Father Hennepin State Park is located on the
southeast shore of Mille Lacs Lake. Visitors enjoy a large sandy beach for
swimming, two boat accesses, fishing piers and picnic sites with a panoramic
view of the lake. The park's 320 acres include two campgrounds and hiking trails
that wind through a hardwood forest and along the rocky shoreline of Mille Lacs.

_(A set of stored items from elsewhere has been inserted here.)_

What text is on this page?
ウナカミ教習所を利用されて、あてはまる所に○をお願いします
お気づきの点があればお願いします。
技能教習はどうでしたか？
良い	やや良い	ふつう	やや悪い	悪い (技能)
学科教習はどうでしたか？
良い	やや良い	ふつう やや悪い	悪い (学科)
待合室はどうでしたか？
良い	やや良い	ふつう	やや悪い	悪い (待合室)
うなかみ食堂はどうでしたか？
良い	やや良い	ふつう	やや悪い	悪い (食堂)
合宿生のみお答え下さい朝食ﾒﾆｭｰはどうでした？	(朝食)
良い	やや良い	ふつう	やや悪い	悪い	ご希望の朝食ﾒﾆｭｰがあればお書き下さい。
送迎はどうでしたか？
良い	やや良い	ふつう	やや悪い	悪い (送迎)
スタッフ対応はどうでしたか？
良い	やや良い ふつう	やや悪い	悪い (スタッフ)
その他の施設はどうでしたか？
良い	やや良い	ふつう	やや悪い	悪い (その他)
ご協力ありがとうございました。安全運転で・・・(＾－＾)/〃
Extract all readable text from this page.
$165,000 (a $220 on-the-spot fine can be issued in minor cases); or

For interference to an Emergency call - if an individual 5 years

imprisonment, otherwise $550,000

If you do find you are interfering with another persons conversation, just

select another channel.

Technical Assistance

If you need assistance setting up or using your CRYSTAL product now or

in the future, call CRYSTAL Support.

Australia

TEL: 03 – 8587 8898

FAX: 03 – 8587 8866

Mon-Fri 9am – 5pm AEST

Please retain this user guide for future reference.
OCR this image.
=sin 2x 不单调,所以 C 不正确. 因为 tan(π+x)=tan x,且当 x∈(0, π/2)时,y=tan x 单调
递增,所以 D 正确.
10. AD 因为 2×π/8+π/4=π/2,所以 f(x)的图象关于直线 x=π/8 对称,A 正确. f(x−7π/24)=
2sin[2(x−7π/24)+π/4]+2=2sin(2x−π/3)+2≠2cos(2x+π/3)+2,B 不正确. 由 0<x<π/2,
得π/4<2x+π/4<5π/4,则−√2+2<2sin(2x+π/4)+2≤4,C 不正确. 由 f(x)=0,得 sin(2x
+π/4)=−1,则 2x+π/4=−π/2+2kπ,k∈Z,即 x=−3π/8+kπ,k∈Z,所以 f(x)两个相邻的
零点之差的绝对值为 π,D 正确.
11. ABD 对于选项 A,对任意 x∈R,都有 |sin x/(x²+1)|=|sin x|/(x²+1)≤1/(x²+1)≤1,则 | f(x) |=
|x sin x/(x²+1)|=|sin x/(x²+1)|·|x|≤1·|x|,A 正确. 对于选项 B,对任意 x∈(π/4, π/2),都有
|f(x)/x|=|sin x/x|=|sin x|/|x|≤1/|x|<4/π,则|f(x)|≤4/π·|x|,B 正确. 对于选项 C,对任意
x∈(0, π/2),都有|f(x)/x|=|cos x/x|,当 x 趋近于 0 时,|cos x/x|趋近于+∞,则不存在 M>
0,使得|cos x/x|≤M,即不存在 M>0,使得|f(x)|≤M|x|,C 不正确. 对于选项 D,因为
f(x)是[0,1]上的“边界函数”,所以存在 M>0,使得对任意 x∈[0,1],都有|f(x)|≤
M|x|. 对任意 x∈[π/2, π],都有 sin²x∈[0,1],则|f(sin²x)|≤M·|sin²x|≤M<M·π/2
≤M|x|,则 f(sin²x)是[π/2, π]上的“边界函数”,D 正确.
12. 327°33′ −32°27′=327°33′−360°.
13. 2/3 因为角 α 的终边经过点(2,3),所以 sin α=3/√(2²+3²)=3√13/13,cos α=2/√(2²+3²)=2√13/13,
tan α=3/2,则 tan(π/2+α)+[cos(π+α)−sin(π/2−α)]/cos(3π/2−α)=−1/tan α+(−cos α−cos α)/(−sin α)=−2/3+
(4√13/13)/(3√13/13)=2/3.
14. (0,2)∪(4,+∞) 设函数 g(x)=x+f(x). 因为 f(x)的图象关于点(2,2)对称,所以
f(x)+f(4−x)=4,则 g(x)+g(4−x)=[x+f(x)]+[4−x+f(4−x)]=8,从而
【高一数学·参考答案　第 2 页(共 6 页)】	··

The park's original vegetation was northern hardwoods mixed with marsh areas and
pines along the lake. The hardwoods provide shade during the summer and
spectacular color in the fall.Quick stats:
320 acres
130,086 annual visits
26,359 overnight visits
Naturalist:
The best way to learn more about Father Hennepin State Park is to stop at the
park office for a map and information about the park. Although the park does not
have a naturalist on staff, activities are offered occasionally.
Wildlife
Father Hennepin State Park is home to a variety of wildlife. Hawks, ospreys,
owls, and eagles are common. The tracks of beaver, racoon, mink and deer are
often seen in the soft earth or snow. Northern pike, walleye, bluegills, sunfish
and bass are found in the lake. The aspen stands and small clearings are
excellent for ruffed grouse. Squirrels and chipmunks thrive in maple and oak
stands. The small ponds and streams provide homes for amphibians and insects,
which in turn attract larger fish, birds and mammals.
History
The park is named after Father Louis Hennepin, a priest who visited the area
with a French expedition in 1680. Hennepin is not thought to have been in the
exact location of the park, but the park is named after him because he was the
first to write extensively about the Mille Lacs area. He called the area
Louisiana, in honor of France's King Louis XIV. In the spring of 1680, they met
a group of Dakota Indians, and accompanied them to their villages, about 15
miles from today's Father Hennepin State Park. Throughout the experience, Father
Hennepin kept a journal describing the lakes, rivers, landscapes, and lifestyle
of his hosts, the Mdewakanton Dakota. In 1683, the French published his writings
in the book, Description of Louisiana.
Geology
About 20,000 years ago, during the peak of the last glacial period, a glacier
called the Rainy lobe advanced from the Ontario region through what is now the
Boundary Waters Canoe Area and covered most of the Lake Mille Lacs region. As it
moved, the Rainy lobe picked up, crushed, and deposited fragments of the
underlying bedrock. As the glacier receded, streams of meltwater carried sand
gravel from the ice and dropped it in front of the glacier, a deposit called an
outwash.
About 15,000 years ago, another glacier, called the Superior lobe, advanced
from the Ontario region through the Lake Superior basin and into the area of
central Minnesota. It crossed over the outwash that the Rainy lobe had deposited
and pushed up the sand gravel into a formation of big elongated hills called a
moraine. When the Superior lobe finally receded it left a layer of reddish
sediment over this moraine and buried some stranded blocks of stagnant ice. The
reddish color comes from iron oxide in the sediment that the glacier eroded from
bedrock in the Lake Superior basin.
The enlarged moraine acted as a natural dam, blocking rivers and streams from
draining glacial meltwater to the southwest as before. As a result, the
meltwater from the receding ice collected behind the moraine and formed the
early Lake Mille Lacs. Water from the growing glacial lake spilled over the
moraine into the Rum River through an outlet about five meters higher than the
present outlet. The original outlet ceased to flow when ice blocks, buried in
the moraine, melted enough to open a lower outlet, causing the lake level to
drop and create the lake you see today. The lower outlet, which also found
drainage via the Rum River, is the one flowing today.
Landscape
Father Hennepin State Park is in the Mille Lacs Uplands subsection. Visitors
enjoy the diversity in this park: aspen-birch and mixed hardwood forests, pines,
conifer bogs, and swamps. The terminal moraine dam, responsible for the
formation of Mille Lacs Lake, is found here.